Il passaggio decisivo sarà la scelta dei Comuni
L’estensione della misura ai tributi locali non sarà automatica. Ogni Comune dovrà approvare una specifica delibera di adesione e pubblicarla all’Albo Pretorio.
Il termine fissato per questa decisione è il 30 giugno 2026. Solo dopo l’eventuale adesione dell’ente locale i contribuenti potranno verificare quali posizioni debitorie rientrano nella nuova finestra di definizione agevolata.
Per questo motivo cittadini e imprese dovranno monitorare nei prossimi mesi i siti istituzionali dei rispettivi Comuni.
Le scadenze da segnare
Il calendario previsto dal correttivo al decreto fiscale prevede diversi passaggi operativi.
Dal 15 settembre 2026 l’Agenzia delle Entrate-Riscossione renderà disponibili le informazioni sui carichi interessati dalla misura.
Le domande potranno essere presentate dal 16 settembre al 31 ottobre 2026.
Entro la fine dell’anno AdER comunicherà ai contribuenti l’importo da versare e il piano di pagamento prescelto, calcolato al netto delle somme oggetto di stralcio previste dalla definizione agevolata.
Chi aderirà potrà scegliere tra pagamento in un’unica soluzione oppure rateizzazione.
Il versamento in un’unica soluzione dovrà essere effettuato entro il 31 gennaio 2027.
In alternativa sarà possibile accedere a un piano fino a 54 rate bimestrali, distribuite nell’arco di circa nove anni. Sulle rate si applicherà un interesse fisso del 3% annuo e ciascuna rata non potrà essere inferiore a 100 euro.
Chi resta escluso e quando si perde il beneficio
Non rientrano nella nuova rottamazione i debiti già inseriti nella rottamazione quater o nella successiva riammissione, purché alla data del 30 settembre 2025 risultino regolarmente pagate tutte le rate previste.
Potranno invece aderire i contribuenti decaduti dalle precedenti definizioni agevolate per mancato o tardivo pagamento.
La normativa prevede la perdita dei benefici in caso di mancato versamento della prima rata oppure di due rate, anche non consecutive, nel caso di pagamento dilazionato.
Se il contribuente decade dalla procedura, riprenderanno le attività di recupero previste dalla normativa sulla riscossione coattiva.
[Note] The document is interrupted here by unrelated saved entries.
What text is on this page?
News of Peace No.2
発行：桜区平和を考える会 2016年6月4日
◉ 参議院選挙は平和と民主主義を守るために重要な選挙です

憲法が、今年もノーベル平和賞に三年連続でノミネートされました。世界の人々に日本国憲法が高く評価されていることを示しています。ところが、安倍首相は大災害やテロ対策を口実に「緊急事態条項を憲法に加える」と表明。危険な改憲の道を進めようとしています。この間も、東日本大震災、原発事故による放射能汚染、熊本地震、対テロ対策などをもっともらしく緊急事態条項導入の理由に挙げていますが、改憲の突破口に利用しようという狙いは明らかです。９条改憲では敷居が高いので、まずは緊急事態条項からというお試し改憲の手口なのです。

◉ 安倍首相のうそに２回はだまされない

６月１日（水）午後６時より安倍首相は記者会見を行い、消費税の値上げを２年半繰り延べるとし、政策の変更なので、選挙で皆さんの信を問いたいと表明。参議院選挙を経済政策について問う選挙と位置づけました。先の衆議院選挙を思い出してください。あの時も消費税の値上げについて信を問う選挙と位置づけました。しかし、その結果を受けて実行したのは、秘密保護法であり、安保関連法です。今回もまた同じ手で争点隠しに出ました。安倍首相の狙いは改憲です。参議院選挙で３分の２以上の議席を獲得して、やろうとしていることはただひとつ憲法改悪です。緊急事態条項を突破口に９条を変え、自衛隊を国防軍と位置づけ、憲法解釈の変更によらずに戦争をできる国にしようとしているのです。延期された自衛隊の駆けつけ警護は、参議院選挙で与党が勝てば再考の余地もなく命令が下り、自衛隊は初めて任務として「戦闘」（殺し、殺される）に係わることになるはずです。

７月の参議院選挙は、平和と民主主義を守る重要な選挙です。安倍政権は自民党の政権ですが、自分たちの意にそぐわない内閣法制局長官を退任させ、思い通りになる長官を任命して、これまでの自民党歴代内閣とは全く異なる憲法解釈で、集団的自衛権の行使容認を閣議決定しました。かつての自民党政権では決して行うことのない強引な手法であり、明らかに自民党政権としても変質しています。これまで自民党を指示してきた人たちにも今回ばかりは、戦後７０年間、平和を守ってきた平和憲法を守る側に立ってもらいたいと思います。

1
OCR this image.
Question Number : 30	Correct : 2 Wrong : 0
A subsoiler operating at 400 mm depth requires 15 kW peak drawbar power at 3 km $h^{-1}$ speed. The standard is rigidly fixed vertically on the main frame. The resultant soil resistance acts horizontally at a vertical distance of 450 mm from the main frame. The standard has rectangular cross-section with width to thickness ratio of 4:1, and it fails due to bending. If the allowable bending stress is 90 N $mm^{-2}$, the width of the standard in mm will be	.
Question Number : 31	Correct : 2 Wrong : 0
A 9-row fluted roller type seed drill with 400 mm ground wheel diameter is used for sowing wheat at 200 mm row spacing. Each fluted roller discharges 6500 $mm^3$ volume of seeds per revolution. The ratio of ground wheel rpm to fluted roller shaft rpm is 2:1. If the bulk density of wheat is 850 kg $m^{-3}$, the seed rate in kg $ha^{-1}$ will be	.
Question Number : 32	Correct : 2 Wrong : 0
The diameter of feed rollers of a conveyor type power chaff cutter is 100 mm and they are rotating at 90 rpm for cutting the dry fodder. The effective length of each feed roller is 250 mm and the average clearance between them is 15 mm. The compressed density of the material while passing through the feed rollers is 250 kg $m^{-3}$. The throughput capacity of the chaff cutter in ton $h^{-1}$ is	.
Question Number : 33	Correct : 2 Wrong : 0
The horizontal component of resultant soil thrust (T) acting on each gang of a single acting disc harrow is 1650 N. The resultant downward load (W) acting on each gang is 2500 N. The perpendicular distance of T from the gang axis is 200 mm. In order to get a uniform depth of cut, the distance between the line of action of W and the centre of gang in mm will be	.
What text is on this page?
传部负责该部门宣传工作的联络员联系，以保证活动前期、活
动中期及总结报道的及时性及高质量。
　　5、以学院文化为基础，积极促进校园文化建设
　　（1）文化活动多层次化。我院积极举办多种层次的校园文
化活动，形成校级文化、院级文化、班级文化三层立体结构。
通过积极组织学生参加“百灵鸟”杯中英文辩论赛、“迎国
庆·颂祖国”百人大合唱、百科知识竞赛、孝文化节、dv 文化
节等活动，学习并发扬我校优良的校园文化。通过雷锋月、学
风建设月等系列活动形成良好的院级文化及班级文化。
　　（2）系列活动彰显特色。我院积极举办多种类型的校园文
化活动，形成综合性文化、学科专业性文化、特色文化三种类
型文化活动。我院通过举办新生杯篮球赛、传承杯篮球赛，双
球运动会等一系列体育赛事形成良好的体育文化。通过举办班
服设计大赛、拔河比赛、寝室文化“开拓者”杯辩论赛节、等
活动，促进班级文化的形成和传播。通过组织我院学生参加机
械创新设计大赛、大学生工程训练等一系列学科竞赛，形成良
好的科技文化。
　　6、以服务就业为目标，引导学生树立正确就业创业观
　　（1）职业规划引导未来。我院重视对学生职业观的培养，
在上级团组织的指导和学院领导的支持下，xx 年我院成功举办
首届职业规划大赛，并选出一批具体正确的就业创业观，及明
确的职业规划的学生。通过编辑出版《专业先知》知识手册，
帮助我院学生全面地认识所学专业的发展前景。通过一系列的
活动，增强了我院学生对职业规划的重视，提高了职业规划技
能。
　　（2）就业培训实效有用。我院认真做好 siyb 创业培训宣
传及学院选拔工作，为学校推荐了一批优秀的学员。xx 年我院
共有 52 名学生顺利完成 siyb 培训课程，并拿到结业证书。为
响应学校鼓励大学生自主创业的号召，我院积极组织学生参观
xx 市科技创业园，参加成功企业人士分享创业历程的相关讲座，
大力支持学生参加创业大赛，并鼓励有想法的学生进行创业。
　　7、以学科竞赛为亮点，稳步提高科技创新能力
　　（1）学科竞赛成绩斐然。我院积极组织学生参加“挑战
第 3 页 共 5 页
Le somme già versate resteranno acquisite come acconto sul debito residuo.
Per gli enti locali la misura rappresenta uno strumento per accelerare l’incasso di crediti difficili da recuperare. Per cittadini e imprese, invece, può offrire una nuova opportunità di regolarizzazione delle posizioni debitorie legate a tributi comunali, bolli auto e sanzioni stradali.